MSG. The gang of three. Laura, our fourth, is striving every day to catch up with the big girls. She's been walking and talking much more than any 14-month-old ought.

Sarah Olivia, the first of our daughters to wait awhile for her name, is as sweet as a girl whose name means "princess" should be. She's a classic middle child in her peacemaking and easygoing manner, but she's possessed of plenty of spunk and creativity of her own. Don't touch that girl's watercolors... I'm just sayin'.

Maybe it's because she waited for her name, but she's 100 percent her own girl. Never one to be swayed by popular opinion, she's quick to beat us all in Scrabble with a 46-point use of the word "moron," which of course is off-limits in conversation but does exist in the Scrabble universe... and in strategy games: she's the one to make the important chess sacrifice with a perfect poker face only to erupt in giggles as she goes in for the checkmate.

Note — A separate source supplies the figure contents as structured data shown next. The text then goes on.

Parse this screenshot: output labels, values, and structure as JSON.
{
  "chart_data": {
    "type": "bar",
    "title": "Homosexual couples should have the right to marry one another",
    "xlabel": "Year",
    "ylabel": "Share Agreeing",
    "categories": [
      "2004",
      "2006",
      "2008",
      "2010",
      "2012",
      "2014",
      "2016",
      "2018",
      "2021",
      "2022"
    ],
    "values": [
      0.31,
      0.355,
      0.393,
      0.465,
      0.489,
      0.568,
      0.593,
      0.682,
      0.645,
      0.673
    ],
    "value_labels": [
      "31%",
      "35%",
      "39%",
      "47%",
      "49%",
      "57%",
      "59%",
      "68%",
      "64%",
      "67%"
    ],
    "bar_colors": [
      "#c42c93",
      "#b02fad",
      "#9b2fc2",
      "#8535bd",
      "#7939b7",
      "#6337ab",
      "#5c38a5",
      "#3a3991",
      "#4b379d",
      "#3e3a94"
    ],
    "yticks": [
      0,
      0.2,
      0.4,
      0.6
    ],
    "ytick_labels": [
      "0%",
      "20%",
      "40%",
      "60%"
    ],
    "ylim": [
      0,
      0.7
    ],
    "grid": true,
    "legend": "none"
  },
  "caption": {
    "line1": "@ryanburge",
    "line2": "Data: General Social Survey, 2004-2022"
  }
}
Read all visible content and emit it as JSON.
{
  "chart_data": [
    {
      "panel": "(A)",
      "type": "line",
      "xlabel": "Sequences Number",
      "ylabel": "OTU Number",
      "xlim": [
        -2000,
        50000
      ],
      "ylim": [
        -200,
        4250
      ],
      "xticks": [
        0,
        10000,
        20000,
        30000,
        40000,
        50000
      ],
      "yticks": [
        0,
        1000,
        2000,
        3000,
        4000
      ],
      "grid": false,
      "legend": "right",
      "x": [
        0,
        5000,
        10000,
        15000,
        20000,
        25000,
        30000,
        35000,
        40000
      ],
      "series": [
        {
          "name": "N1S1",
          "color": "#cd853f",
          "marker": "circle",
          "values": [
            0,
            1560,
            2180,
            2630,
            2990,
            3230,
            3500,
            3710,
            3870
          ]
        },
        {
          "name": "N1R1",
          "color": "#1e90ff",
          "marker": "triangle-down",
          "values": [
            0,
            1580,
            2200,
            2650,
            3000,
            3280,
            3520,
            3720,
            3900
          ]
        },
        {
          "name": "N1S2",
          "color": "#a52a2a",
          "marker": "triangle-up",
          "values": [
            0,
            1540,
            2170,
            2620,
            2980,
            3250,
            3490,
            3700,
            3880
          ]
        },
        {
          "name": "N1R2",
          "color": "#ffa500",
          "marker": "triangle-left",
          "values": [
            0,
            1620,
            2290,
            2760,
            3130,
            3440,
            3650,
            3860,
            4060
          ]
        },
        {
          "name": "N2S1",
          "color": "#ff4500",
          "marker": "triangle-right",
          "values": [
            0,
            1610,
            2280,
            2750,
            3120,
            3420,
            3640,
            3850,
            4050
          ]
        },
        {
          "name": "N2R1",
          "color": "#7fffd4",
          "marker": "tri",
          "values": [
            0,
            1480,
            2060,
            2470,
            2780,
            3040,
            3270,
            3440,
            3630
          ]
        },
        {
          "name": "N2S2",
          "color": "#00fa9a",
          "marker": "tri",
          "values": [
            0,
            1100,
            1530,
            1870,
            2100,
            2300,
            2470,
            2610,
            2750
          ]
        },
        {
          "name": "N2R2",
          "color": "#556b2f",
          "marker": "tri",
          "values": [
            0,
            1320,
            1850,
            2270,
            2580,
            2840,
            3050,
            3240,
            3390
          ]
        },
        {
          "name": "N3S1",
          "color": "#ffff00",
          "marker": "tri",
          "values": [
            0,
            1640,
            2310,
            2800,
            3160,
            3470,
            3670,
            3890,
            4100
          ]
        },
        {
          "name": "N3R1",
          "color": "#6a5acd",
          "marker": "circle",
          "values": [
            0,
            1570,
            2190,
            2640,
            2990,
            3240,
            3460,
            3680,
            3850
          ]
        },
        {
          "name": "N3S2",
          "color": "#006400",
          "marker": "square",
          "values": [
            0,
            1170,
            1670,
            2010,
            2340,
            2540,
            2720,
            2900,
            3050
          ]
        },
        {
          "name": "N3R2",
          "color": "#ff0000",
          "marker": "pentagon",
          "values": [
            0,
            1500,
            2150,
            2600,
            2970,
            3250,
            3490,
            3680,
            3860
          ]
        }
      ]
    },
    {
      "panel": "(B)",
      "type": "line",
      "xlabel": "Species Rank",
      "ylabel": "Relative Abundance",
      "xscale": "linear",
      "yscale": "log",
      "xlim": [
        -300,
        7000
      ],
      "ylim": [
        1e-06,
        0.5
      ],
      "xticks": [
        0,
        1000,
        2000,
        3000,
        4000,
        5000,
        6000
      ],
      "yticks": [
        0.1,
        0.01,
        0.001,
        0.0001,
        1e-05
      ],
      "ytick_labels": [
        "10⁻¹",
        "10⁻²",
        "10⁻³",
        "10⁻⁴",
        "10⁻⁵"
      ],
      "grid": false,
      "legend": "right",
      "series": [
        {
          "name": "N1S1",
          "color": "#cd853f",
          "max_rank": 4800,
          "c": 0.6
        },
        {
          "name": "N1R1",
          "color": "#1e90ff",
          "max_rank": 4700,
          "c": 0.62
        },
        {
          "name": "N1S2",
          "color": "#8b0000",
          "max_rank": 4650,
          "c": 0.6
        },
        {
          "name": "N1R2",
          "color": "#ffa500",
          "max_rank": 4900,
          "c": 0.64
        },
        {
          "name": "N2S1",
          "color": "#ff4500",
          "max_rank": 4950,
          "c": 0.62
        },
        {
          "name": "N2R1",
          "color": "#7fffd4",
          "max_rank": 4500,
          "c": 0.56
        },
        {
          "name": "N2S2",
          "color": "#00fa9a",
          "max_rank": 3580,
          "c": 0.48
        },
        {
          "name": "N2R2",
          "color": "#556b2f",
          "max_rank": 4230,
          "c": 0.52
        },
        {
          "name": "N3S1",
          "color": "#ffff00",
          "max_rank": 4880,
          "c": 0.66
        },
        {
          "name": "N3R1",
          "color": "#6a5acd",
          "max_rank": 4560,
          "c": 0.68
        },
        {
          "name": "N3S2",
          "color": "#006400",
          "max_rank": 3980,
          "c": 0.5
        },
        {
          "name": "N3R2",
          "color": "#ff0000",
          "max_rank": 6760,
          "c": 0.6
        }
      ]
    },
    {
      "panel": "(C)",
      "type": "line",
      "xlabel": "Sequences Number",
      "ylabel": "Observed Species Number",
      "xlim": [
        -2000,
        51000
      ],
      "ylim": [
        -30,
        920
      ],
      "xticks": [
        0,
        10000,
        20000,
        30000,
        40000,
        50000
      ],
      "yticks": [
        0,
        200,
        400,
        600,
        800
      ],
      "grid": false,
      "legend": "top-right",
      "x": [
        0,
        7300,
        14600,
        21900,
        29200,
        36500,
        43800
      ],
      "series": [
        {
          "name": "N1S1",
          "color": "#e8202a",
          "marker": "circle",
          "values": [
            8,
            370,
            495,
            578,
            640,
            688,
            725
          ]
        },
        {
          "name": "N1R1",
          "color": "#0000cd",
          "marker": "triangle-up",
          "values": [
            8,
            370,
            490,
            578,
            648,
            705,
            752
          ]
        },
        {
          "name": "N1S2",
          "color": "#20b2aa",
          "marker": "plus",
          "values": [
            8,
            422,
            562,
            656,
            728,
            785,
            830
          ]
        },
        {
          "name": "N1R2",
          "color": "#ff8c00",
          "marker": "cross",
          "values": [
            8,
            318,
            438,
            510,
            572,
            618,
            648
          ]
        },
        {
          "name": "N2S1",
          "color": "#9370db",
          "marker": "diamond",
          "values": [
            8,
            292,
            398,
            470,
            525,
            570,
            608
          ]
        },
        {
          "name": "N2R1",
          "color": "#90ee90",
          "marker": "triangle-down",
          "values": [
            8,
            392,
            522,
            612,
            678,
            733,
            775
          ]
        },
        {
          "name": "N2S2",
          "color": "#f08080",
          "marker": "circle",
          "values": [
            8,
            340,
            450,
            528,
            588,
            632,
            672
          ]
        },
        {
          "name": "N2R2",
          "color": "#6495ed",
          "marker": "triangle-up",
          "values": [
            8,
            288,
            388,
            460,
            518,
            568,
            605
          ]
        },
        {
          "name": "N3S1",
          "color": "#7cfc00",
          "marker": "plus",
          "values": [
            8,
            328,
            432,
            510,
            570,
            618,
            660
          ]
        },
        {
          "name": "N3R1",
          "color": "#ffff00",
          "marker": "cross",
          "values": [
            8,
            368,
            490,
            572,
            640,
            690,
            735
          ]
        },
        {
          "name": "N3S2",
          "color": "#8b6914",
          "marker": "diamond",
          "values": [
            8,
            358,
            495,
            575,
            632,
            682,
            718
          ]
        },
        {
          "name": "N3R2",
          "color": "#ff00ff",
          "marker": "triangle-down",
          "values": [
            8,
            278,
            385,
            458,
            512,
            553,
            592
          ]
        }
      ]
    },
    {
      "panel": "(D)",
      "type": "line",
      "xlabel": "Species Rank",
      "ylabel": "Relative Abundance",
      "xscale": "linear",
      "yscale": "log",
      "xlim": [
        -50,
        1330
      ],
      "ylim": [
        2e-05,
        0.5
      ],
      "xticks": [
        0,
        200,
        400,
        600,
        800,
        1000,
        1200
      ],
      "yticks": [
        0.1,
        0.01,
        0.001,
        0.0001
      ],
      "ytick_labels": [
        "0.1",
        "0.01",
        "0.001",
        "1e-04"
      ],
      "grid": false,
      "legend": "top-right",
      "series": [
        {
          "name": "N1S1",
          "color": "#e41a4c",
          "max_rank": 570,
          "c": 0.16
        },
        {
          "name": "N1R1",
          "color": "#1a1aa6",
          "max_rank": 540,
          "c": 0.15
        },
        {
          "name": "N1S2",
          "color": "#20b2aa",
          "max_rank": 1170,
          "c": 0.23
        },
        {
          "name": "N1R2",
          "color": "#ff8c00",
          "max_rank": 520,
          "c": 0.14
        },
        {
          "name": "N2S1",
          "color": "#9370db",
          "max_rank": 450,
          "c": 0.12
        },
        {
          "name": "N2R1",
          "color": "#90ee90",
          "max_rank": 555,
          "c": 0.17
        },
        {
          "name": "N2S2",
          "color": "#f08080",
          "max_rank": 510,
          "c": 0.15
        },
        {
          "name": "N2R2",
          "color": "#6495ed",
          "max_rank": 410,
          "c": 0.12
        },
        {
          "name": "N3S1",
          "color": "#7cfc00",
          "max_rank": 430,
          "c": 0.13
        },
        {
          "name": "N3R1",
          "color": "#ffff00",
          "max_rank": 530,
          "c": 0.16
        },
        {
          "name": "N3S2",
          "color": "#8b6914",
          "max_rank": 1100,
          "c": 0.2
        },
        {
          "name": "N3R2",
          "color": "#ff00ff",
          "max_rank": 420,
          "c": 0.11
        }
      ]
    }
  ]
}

Sarah's been facing some health struggles. She has a form of anemia called Thalessemia. It's chronic and usually not a hindrance to her daily life. But these past weeks, and maybe months, she's dealt with pneumonia and now some new symptoms that have precipitated a slew of tests. She thinks her blood as it's drawn looks like root beer. She entertains the phlebotomist and me. She can barely walk back to the car.

So we wait for test results and we pray that the news will be good. We save our energy for a trip to the General Store to celebrate her best friend's birthday with ice cream cones. We try not to hold our breath when we have the odd quiet moment. We realize the nurse can make or break our day with how long she pauses between words.

Tomorrow holds more tests. Today holds some pizza, homemade, and some Scrabble. And a lot of prayer.